Quando o ônibus finalmente chega próximo ao conjunto Itatiaia, ele para. O motorista se levanta do banco e manda todo mundo descer. Os passageiros estão atordoados, ninguém entende nada. O que está acontecendo? Por volta do meio dia de hoje alguns alunos da UFG depredaram um ônibus próximo ao Campus II. Um outro ônibus foi incendiado. Diante do ocorrido, a direção da RMTC comunicou que todas as linhas que seguem rumo ao Campus Samambaia deveriam retornar ao terminal ou seguir apenas até as imediações da UFG. O que posso fazer? Nada, a não ser caminhar.

Usuários cansados, fadigados e suados começam a caminhar reclamando e xingando todos e as mães de todos. Ao me aproximar do bar conhecido como Pamonharia, que não vende pamonha, percebo algo que me deixa nervosa. Muitas pessoas que, acredito eu estavam na manifestação de cedo, estão agora lá na Pamonharia bebendo, rindo, se divertindo e principalmente voltando para suas casas de carro. Não estou aqui condenando quem vai pro bar e tem carro. A minha indignação é voltada para aquelas pessoas que aproveitam situações, como os protestos, para fazer bagunça e destruir patrimônio público. Não digo que são todos, mas com certeza muitos. Mas, fazer o quê né? Não tem ônibus mesmo. Vou continuar minha caminhada.

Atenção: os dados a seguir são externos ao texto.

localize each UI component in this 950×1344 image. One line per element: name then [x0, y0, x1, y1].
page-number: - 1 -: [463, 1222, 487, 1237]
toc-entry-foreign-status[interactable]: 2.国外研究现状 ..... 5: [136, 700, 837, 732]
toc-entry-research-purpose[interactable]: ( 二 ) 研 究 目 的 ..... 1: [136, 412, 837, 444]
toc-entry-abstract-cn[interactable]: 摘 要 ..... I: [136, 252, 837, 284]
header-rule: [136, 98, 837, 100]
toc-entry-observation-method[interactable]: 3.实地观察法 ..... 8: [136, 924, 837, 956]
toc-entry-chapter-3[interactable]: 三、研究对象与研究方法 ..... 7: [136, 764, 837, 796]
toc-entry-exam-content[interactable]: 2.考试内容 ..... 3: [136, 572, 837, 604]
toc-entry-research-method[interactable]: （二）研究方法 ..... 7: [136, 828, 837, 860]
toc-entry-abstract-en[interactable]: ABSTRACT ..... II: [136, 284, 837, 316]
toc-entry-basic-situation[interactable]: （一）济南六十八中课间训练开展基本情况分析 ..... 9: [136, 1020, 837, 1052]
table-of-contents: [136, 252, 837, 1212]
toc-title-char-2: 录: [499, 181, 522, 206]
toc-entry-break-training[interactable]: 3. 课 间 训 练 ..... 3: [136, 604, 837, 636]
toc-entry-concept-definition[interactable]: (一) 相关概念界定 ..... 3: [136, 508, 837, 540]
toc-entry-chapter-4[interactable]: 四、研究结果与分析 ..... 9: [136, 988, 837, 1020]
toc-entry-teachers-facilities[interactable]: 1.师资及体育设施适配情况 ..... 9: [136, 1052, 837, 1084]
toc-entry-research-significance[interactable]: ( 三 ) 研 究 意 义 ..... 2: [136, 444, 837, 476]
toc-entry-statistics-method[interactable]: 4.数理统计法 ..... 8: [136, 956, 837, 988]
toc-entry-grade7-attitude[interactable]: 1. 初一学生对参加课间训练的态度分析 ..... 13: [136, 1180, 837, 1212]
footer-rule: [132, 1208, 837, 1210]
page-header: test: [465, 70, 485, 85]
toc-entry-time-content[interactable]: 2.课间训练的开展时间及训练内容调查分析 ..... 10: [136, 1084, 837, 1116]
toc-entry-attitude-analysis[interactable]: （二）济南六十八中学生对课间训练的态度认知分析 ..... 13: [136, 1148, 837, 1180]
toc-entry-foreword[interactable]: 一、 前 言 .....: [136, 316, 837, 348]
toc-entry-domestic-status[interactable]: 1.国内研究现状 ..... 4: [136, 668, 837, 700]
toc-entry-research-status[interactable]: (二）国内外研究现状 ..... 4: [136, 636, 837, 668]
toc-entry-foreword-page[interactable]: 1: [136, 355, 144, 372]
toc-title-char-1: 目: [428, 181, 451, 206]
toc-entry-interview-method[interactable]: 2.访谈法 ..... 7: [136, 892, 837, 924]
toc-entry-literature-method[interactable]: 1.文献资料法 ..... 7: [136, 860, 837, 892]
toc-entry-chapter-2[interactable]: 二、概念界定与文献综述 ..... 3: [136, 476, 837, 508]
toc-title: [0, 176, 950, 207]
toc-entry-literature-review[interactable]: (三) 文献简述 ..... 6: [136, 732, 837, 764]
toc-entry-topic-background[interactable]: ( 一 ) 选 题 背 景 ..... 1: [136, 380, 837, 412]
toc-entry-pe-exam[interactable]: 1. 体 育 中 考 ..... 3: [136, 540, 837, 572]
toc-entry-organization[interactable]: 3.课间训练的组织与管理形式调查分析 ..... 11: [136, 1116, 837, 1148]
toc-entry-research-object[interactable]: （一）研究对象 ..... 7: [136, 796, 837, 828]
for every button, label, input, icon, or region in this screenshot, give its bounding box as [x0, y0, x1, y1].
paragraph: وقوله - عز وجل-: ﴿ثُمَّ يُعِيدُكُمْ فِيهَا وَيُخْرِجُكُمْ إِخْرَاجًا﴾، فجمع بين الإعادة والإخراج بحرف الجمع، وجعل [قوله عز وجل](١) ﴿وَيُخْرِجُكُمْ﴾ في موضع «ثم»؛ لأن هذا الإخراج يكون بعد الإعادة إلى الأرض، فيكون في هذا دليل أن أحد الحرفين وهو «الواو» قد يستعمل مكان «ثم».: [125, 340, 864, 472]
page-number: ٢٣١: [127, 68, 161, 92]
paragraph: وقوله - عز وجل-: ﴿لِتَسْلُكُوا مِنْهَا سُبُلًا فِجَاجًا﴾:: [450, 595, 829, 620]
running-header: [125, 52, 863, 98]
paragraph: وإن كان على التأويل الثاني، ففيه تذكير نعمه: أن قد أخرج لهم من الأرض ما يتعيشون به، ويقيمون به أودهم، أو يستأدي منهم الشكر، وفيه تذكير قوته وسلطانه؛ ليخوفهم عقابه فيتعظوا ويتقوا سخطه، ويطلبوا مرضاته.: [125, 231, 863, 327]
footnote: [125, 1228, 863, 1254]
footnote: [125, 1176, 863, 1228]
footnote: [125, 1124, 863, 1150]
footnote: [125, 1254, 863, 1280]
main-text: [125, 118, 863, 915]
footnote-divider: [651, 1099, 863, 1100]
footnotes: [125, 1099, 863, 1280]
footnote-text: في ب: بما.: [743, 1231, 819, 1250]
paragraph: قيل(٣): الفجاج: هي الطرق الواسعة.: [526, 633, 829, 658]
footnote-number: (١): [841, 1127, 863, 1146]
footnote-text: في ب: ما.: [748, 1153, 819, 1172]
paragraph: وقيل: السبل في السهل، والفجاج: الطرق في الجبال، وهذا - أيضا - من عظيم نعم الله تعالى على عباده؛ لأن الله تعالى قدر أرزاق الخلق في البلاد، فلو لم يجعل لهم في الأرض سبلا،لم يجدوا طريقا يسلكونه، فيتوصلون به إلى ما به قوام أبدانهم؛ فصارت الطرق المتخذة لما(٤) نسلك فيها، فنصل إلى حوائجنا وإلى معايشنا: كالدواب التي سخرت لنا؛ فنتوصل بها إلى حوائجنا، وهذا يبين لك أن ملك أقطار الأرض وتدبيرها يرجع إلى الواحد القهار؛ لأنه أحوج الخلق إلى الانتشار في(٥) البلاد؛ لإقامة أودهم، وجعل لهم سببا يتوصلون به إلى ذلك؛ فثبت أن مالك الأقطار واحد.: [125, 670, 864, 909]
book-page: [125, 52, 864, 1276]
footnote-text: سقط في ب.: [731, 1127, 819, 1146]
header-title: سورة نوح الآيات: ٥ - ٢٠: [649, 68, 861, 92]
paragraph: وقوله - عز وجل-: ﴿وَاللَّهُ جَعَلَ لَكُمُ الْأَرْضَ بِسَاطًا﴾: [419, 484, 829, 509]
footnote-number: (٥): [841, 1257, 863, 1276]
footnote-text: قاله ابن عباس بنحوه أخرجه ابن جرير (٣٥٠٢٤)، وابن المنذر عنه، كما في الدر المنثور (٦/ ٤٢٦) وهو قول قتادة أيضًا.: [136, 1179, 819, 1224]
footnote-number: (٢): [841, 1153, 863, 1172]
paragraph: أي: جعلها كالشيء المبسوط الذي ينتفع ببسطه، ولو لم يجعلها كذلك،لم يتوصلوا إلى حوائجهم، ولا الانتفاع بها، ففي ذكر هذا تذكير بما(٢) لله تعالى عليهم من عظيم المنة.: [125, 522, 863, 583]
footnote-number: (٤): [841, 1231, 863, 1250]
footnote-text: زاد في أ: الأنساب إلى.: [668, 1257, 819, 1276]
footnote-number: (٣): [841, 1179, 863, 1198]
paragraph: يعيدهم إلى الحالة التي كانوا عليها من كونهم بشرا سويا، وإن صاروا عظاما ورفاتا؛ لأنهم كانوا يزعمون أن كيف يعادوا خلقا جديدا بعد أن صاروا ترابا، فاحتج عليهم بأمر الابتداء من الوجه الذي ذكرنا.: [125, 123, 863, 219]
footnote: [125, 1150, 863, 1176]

Nove e quinze da noite. Finalmente em casa. Tomo banho. Como alguma coisa. Antes de dormir, resolvo dar uma olhada nos jornais. “Ônibus incendiado”., “Linhas do transporte público com direção ao Campus II estão retornando ao terminal”. E uma última notícia: há possibilidade de ocorrer outra manifestação amanhã.